Even before Friday’s numbers, the notion that a pool of idle labor could somehow solve the massive supply-demand imbalance in the US was beginning to seem like wishful thinking. In March, 80% of the US prime working age population was employed, just below the pre-pandemic peak of 80.5% and above the 10-year pre-pandemic average of 77.5%. It fell to 79.9% last month, but how much better could it get?

The workers-on-the-sidelines thesis increasingly relied on the return of older workers, including members of the baby boom generation, who had good reason to retire while a deadly virus circulated and their investment accounts in the shot up value. Perhaps the endemic Covid-19 and falling stock and bond markets will prompt a rethink on these decisions, but that’s hard to tell in the numbers – and no one should count on such a development to have a significant impact.
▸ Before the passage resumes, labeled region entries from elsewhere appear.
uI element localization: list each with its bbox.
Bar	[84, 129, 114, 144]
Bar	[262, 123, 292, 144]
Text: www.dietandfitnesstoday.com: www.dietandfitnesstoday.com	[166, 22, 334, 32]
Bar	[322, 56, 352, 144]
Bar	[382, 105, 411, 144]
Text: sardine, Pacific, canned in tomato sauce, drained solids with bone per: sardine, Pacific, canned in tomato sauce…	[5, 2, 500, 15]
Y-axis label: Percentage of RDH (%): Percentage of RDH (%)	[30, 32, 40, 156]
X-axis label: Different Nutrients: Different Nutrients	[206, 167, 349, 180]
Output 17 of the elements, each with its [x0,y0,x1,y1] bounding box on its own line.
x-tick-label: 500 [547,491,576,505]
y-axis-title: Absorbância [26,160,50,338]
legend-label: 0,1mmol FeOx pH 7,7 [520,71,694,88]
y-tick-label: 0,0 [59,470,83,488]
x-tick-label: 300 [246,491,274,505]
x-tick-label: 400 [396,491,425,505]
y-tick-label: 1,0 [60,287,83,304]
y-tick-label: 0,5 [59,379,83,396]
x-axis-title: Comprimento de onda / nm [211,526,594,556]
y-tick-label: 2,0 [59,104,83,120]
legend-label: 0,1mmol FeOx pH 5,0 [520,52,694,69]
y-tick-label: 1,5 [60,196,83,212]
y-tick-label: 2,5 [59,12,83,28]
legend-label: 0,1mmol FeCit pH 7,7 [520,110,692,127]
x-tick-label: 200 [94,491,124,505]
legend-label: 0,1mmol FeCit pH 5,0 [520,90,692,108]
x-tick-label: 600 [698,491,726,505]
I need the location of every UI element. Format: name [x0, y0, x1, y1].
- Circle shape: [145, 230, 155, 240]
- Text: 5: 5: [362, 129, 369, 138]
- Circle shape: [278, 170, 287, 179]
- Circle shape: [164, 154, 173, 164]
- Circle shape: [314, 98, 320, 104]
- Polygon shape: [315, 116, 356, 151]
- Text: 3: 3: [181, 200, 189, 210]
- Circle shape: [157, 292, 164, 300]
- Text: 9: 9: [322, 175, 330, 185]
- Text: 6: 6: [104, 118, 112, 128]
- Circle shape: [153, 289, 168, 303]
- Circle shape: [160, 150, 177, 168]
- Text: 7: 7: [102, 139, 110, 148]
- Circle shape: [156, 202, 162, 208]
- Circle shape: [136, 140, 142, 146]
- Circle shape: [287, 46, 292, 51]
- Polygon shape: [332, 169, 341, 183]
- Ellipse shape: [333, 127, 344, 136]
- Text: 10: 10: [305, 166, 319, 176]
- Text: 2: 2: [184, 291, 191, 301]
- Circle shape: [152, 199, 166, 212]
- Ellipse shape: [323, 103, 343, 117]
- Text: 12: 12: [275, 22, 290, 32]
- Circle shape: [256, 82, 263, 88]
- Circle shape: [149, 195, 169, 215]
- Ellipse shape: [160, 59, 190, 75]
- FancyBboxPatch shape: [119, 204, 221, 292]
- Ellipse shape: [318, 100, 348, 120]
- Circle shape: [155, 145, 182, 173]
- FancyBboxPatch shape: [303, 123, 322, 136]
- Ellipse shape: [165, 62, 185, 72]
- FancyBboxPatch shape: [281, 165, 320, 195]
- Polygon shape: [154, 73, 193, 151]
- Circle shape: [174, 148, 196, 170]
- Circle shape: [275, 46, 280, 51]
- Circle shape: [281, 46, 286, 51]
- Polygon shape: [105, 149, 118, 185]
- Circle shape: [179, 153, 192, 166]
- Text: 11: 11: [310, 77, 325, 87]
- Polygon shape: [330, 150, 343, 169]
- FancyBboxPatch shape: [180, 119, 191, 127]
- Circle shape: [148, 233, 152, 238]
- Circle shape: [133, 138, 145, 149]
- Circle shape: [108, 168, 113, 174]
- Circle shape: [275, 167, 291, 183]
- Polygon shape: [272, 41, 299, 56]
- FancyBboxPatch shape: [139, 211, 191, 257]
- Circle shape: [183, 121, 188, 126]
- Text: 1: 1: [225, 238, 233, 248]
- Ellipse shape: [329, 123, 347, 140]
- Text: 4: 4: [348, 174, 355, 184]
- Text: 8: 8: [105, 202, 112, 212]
However, Powell still cites returning workers as a source of optimism. In his view, there are simply too many vacancies for the available workforce, which drives up wages. The employment cost index — a broad measure of wages and benefits that gives the clearest picture of labor costs — rose at an all-time high in the first quarter. Friday’s report showed that average hourly wages rose 0.3% in April from March, less than economists had expected. (Unlike the ECI, however, this number is vulnerable to changes in the composition of jobs in the labor market. As Renaissance Macro Research pointed out, a decline in retail profits was likely to weigh on the total.)

In Powell’s perfect world, the Fed’s interest rate policy would cause companies to reduce job vacancies (demand); more workers would be created (supply); and he would be able to orchestrate a “soft landing” for the economy, as he put it on Wednesday:

We think through our policies, through further healing in the labor market, higher rates, for example for hiring and things like that, and more people coming back, we’d like to think that supply and demand are getting back into balance. And that therefore wage inflation will moderate wage increases to levels that are still high but more consistent with 2% inflation.

This is a remarkably difficult needle to thread, and Powell will need a lot of luck to carry it.

If there was any silver lining in Friday’s jobs numbers, the black employment rate — one of the sharpest falls since the pandemic — rebounded to 58.6% from 58.3%. This clearly shows room for improvement and gives hope for an offer on the labor market.

But the central bank should not rely on a significant increase in additional labor force participation to slow the pace of wage increases and prevent a wage-price spiral. It is essentially a prayer and should not form the basis of a political framework. The Fed faces an extraordinarily difficult path to raising rates without raising unemployment and throwing the economy into recession, and it might be time to stop doing something else.

More from authors at Bloomberg Opinion:

• Powell hampers the Fed with an unforced error: Levin & Burgess

• Don’t Expect the Federal Reserve to Work Miracles: Editorial

• The Fed must do more than raise interest rates: Mohamed El-Erian

This column does not necessarily represent the opinion of the editors or of Bloomberg LP and its owners.

Jonathan Levin has worked as a Bloomberg journalist in Latin America and the US, covering finance, markets and M&A. Most recently, he was the company’s Miami office manager. He is a CFA charterholder.